Eyüpsultan’da afetlere hazırlıkta yeni dönem: 420 gönüllüyle güçlü müdahale gücü kuruluyor
Eyüpsultan’da afetlere hazırlıkta yeni dönem: 420 gönüllüyle güçlü müdahale gücü kuruluyor

Eyüpsultan Kültür Sanat Spor Eğitim ve Dayanışma Derneği ile Eyüpsultan Belediyesi ortaklığında, Birleşmiş Milletler Kalkınma Programı (UNDP) desteğiyle hayata geçirilen “Sıfırıncı Dakika Projesi” tanıtım toplantısı Eyüpsultan Belediyesi Fuaye Alanında gerçekleşti

Avrupa Birliği destekli, UNDP koordinasyonlu “Sıfırıncı Dakika” projesiyle Eyüpsultan’da afet bilinci artırılıyor. Projeyle birlikte yüzlerce gönüllü eğitilerek güçlü bir müdahale altyapısı oluşturuluyor.

Eyüpsultan’da afetlere hazırlık konusunda önemli bir adım daha atıldı. Avrupa Birliği tarafından finanse edilen ve Birleşmiş Milletler Kalkınma Programı (UNDP) koordinasyonunda yürütülen “Sıfırıncı Dakika: Eyüpsultan Afet ve Acil Durum Kapasite Geliştirme Projesi” resmen başladı.

”GÜÇLÜ İŞ BİRLİĞİ İLE AFETLERE HAZIRLIK”
Eyüpsultan Kültür Sanat Spor Eğitim ve Dayanışma Derneği ile Eyüpsultan Belediyesi ortaklığında “Eyüpsultan İçin Gönüllü Olmaya Değer” sloganıyla hayata geçirilen projenin tanıtım Lansmana; Eyüpsultan Belediyesi Başkan Yardımcısı Av. Özgür Nemutlu, Eyüpsultan Kültür Sanat Spor Eğitim ve Dayanışma Derneği Yönetim Kurulu üyesi Nur Altınok, Eyüpsultan Muhtarlar Derneği Başkanı Hüseyin Bilek, ÇYDD Göktürk- Eyüpsultan Şubesi Başkanı Yeşim Fatma Tektaşlı, CHP Eyüpsultan Belediye Meclisi Grup Başkanvekili Yılmaz Turan, CHP Eyüpsultan Belediye Meclis Üyesi ve Meclis 1’inci Başkanvekili Şanal Egemen Cantimur, Belediye Meclis Üyeleri, Siyasi Partilerin yöneticileri, Mahalle Muhtarları, Eyüpsultan Belediyesi Birim Müdürleri, ESAY, AFAD gönüllüleri, REDAK, Sarıyer Belediyesi, İHH ve Hayrat Arama Kurtarma ekipleri ve davetliler katıldı.

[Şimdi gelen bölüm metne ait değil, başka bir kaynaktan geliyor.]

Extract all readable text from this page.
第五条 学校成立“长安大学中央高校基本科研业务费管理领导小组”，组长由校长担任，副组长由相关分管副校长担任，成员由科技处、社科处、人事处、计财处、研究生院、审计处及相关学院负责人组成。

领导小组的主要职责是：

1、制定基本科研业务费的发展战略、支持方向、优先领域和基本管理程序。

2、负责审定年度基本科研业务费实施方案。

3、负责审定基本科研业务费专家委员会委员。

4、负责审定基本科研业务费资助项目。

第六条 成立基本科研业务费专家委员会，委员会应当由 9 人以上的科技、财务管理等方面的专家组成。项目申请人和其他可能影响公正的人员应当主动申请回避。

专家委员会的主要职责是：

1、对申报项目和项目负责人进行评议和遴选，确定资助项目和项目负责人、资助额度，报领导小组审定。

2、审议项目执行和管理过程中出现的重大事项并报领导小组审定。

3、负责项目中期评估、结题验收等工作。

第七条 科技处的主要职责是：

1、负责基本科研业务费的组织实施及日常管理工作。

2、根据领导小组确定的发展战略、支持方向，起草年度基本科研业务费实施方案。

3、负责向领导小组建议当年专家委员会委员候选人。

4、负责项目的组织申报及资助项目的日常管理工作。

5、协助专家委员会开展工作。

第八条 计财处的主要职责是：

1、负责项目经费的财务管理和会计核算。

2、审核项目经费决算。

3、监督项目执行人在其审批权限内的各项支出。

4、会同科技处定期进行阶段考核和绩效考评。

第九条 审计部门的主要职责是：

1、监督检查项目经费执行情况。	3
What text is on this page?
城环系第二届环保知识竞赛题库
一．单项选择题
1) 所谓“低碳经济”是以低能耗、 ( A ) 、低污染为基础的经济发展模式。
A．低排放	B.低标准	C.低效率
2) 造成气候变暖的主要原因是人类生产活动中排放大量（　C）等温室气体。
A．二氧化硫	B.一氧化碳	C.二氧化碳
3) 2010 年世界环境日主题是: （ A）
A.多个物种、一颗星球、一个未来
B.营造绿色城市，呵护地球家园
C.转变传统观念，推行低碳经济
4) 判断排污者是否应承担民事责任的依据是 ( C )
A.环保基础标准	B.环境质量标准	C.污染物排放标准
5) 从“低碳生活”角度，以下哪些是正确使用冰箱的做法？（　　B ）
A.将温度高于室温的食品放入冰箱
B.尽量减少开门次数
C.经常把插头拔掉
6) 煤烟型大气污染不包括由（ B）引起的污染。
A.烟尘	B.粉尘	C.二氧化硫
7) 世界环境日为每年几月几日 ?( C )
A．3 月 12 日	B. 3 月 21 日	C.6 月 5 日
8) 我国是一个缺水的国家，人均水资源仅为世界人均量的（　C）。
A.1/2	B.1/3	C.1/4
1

Gerçekleştirilen Lansman toplantısında; Eyüpsultan Belediyesi Başkan Yardımcısı Av. Özgür Nemutlu, Eyüpsultan Kültür Sanat Spor Eğitim ve Dayanışma Derneği Yönetim Kurulu üyesi Nur Altınok, Eyüpsultan Muhtarlar Derneği Başkanı Hüseyin Bilek ve ESAY Sivil Savunma Amiri Hasan Söker birer konuşma gerçekleştirdiler
‘’BAŞKAN YARDIMCISI NEMUTLU: BİRLİKTE HAYAT KURTARABİLİRİZ’’
Konuşmasında projenin önemine değinen Eyüpsultan Belediyesi Başkan Yardımcısı Av. Özgür Nemutlu şunları söyledi:
“Takdiri ilahi afetin önüne geçmek mümkün değil, ama etkilerini azaltmak bizim elimizde. Bu nedenle bu projenin içinde olan herkese teşekkür ediyorum. Eyüpsultan’ın gururu olan ESAY ekibimiz, 6 Şubat depremlerinde sahadaydı. Şimdi daha da organize, daha da güçlü bir yapı için çalışıyoruz.”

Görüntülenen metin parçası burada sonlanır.